At a basic anecdotal level, there seems to be some support for this intuition.
How about a regex?
I also tried to classify job remoteness using simple string-matching. This was ~64% accurate over the same (clean) dataset, and saves a few TeraFLOPs per item.
Using Promptfoo
While writing this post, I tried Promptfoo for the first time. It provides a convenient UI for this type of comparison between models and between prompts. It looks like there’s enough flexibility built in to make it do most of what you’d need it to do in this domain.
I did have one issue with it, though. Given a list of providers, Promptfoo seems to run tests in-order, running the same test with each provider before continuing to the next test. This is much, much slower than running all the tests for each provider serially, if you’re using a single Ollama server that has to juggle the models in and out of memory.
Most of the time is spent loading and unloading models, rather than computing anything.
For a quick workaround, I just commented out all but one model at a time in my promptfooconfig.yaml
, then ran promptfoo eval
once for each model. Since Promptfoo caches the provider responses, then I could follow up with a final run, with all providers uncommented, in order to generate the nicer, combined report (without actually repeating any provider API calls).
What’s Next?
I want to find some useful queries which larger models can handle, but smaller ones can’t. These will also have to be something that I can label reasonably easily.
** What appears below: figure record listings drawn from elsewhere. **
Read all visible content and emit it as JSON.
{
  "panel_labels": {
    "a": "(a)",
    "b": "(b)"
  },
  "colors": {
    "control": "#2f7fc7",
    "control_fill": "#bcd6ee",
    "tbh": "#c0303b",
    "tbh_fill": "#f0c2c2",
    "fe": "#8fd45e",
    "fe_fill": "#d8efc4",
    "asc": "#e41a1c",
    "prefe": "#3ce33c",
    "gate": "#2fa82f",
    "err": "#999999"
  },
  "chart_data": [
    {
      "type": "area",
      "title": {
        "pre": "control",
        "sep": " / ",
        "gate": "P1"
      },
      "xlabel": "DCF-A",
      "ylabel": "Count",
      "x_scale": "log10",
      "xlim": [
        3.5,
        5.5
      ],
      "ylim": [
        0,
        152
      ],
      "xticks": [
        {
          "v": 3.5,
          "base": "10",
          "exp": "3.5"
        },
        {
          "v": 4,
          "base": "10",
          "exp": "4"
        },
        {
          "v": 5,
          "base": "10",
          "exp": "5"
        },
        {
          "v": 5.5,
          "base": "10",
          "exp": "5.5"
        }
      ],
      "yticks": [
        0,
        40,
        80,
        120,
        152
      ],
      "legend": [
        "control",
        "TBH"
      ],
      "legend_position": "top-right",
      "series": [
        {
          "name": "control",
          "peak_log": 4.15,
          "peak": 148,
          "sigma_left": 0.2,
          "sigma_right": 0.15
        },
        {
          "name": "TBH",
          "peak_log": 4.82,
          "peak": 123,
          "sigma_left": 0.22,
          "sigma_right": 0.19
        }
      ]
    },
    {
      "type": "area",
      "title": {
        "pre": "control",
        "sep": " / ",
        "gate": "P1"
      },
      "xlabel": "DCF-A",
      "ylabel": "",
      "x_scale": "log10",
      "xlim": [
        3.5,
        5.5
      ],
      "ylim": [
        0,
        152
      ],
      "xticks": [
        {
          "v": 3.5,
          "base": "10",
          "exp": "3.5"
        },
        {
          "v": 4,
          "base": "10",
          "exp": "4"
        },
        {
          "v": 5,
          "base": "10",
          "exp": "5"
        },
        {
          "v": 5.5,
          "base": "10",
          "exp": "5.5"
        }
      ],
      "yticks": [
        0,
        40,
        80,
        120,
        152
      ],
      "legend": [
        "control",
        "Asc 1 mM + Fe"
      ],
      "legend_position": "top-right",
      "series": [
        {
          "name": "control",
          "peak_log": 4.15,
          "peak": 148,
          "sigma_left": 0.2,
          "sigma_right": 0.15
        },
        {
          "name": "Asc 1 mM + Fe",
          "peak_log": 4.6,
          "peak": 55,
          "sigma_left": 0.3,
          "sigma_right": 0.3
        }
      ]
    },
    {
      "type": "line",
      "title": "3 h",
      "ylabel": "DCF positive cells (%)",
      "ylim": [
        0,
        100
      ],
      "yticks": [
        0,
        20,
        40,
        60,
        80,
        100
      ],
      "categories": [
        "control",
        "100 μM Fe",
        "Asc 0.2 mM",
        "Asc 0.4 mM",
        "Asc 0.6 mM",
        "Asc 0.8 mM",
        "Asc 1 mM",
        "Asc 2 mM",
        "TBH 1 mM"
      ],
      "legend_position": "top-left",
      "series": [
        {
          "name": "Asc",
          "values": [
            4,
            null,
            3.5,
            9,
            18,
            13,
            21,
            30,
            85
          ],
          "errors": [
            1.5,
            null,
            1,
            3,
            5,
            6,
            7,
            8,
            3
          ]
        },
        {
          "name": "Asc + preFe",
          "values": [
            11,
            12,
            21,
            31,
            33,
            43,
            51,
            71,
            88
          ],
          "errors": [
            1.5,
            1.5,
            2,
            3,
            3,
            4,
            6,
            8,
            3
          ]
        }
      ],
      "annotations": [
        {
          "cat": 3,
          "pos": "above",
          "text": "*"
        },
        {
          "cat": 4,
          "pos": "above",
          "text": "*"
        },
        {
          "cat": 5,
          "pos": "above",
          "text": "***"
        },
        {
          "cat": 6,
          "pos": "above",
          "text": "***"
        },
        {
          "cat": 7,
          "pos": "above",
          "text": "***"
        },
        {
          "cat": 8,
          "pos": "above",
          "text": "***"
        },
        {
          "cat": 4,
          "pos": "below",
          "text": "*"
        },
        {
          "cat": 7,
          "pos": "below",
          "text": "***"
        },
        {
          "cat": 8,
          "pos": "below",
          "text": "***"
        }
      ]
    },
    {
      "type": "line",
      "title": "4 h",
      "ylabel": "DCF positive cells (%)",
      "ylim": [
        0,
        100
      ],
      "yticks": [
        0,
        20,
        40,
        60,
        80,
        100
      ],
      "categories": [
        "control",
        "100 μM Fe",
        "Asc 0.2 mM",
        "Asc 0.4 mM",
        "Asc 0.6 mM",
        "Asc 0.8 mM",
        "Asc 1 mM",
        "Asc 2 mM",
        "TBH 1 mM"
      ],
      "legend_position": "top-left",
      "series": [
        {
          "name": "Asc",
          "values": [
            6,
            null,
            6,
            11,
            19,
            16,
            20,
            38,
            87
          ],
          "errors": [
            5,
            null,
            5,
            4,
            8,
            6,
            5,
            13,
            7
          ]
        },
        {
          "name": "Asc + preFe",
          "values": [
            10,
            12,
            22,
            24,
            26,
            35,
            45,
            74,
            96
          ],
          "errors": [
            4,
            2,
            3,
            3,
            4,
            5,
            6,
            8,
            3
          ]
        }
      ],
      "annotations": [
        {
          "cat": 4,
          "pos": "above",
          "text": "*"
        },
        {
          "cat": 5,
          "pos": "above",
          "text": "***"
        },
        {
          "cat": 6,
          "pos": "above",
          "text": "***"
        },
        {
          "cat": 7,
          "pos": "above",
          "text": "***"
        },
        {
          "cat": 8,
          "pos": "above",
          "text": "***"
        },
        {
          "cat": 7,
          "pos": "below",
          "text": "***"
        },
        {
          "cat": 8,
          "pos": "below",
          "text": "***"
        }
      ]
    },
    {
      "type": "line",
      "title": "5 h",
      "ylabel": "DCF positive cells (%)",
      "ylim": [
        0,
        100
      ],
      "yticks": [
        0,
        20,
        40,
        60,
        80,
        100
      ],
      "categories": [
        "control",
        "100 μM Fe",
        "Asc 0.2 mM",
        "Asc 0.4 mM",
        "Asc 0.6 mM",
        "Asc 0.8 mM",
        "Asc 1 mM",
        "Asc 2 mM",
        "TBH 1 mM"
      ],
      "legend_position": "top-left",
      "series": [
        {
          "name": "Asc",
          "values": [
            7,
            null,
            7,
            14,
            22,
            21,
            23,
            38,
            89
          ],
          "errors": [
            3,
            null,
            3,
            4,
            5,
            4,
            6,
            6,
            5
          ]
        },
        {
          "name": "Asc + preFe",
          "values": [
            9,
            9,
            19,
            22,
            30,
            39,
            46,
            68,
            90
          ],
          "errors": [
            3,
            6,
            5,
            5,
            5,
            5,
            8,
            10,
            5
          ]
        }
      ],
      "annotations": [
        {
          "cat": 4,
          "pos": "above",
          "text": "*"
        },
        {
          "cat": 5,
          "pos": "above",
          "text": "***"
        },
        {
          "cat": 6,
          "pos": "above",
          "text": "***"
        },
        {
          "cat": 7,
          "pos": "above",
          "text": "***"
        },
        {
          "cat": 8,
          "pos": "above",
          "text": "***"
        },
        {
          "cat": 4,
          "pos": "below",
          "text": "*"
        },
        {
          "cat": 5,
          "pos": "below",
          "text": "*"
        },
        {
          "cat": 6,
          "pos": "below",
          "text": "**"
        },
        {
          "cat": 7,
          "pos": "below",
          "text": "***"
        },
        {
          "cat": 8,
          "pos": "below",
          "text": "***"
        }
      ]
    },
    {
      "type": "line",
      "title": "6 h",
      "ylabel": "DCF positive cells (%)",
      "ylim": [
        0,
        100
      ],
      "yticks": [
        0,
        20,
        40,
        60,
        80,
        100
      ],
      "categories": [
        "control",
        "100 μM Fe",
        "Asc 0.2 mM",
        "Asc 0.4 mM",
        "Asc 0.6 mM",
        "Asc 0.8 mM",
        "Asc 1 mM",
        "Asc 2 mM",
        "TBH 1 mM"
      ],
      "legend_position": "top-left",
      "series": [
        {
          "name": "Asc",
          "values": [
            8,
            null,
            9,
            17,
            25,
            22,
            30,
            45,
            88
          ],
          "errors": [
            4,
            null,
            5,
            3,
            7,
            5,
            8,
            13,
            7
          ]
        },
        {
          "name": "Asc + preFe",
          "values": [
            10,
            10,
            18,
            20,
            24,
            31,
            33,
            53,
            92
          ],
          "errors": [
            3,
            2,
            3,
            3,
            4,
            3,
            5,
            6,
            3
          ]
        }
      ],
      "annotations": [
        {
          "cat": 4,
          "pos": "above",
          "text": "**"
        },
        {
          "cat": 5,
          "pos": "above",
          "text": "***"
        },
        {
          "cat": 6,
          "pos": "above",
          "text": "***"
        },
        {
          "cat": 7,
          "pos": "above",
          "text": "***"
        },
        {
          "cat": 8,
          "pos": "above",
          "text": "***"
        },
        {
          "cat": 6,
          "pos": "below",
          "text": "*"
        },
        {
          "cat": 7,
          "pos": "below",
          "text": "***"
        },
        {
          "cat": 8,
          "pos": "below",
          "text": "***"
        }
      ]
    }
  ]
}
One obvious low-hanging fruit is to use a model to filter out the posts that aren’t jobs.
Ultimately, I might like to put my entire resume in-context and see if I can filter for jobs that fit based on that. It might also be interesting to follow links from the posts to get longer, more detailed job descriptions when they are available, as well as additional information about the companies.
I'll get into structured output later. This is just the bare-bones basics.
Label Studio is the open-source, core offering of a for-profit company.
It is literally as easy to use as:
`pip install label-studio && label-studio`
, which is pretty neat. There are built-in templates for labeling different types of data, so it takes about 5 minutes to get a usable labeling UI with keybinds. Sure, it might have only taken 5 minutes to get Claude to whip up a custom labeling UI, but why do what's been done?